Chinese learning tool for editing simple texts with pronunciation guide

https://donkirkby.github.io/pinyincushion/

1 stars 0 forks source link

Character frequency groups #2

Closed donkirkby closed 8 years ago

donkirkby commented 8 years ago

Use the character frequency data to decide whether to highlight each character that the user types. Let them choose what frequency to start highlighting: 100, 500, 2000, 5000, maybe?

[x] color character background by frequency
[x] draw a legend
[x] ~~try colouring the editor instead of the display~~ split out to issue #10.

donkirkby commented 8 years ago

To determine whether to highlight a character, we need to know if it's Chinese, English, punctuation, or something else. In Java, I used Unicode code blocks. There might be something similar in Javascript.

donkirkby commented 8 years ago

Sorry, that's not quite what I was thinking of. You're displaying the character frequency within the text. What I think would be useful for teachers would be to highlight characters that are outside students' vocabulary. If a teacher estimates that the average student knows roughly 500 characters, they will select "top 500" as the allowable characters.
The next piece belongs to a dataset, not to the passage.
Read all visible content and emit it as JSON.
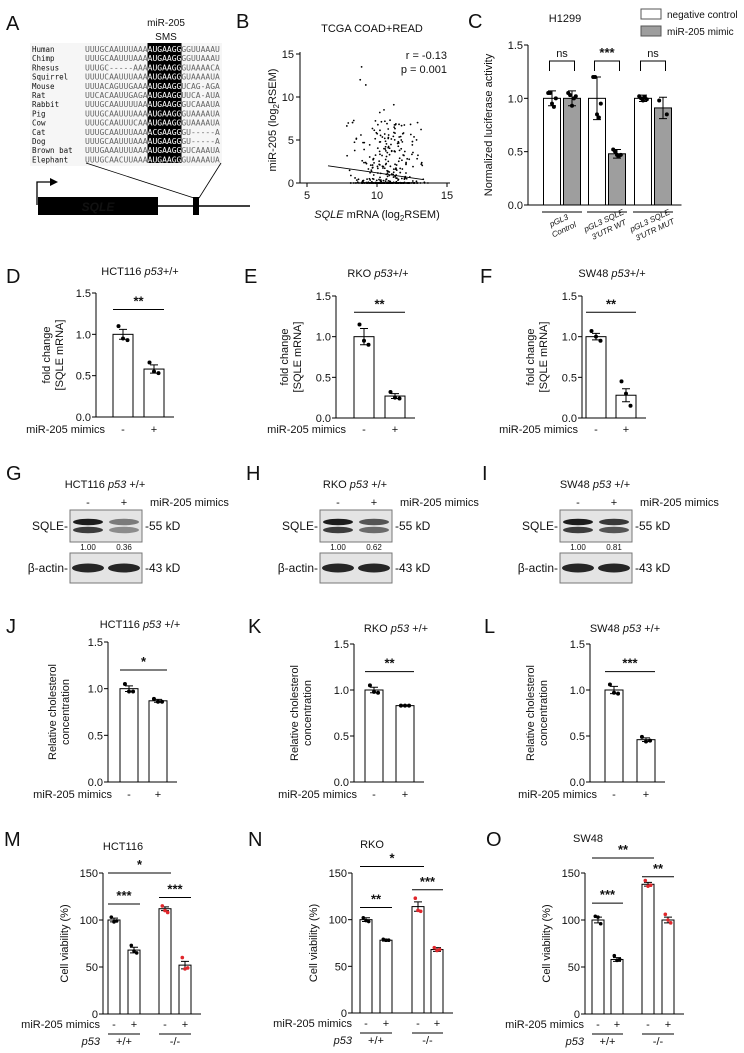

Any character with lower frequency gets highlighted, so the teacher can think about a different way to say it with more common characters.

It's kind of like the highlighting on easypronunciation.com, and a Chinese version of the highlighting on XKCD's simple writer.

zyxue commented 8 years ago

Sorry, I misunderstood. Where can I find the database for determining which character lies in which frequency band then? Maybe this information can be incorporated into the pronunciation database, too?

donkirkby commented 8 years ago

You can download the frequency data from chtsai.org. I thought about putting it in the same structure as the pronunciation, but I think it might be more efficient to just store a string for each frequency band. If you want to put it in the same file with the pronunciation data, that's fine with me. Just change the name to chardata.js or something. If we want to get fancy, we could sort each frequency band and use binary search, but let's leave that for later. It might not even be faster than a single call to indexOf().

donkirkby commented 8 years ago

As an example, here's an equivalent structure for the frequency bands of English letters:

var frequencies = {5: 'etaoi', 10: 'nshrd'};

To find the frequency band of a letter, look to see if it's in each band using indexOf(). If it's not in any of the top bands, it must be in the lowest band (the one we don't store). Then you highlight all characters that are in lower frequency bands than the user selected.

donkirkby commented 8 years ago

I'd like to try something a bit different. XKCD's Simple Writer highlights the low-frequency words in the editor, and I think that's much easier. When I tried to simplify a text in our editor, I had to look in the display to find low-frequency words, then find where to change those words in the editor. It looks like XKCD uses the Ace editor, so maybe we can try that.

donkirkby commented 8 years ago

The remaining tasks are in issue #10, so I'm closing this one.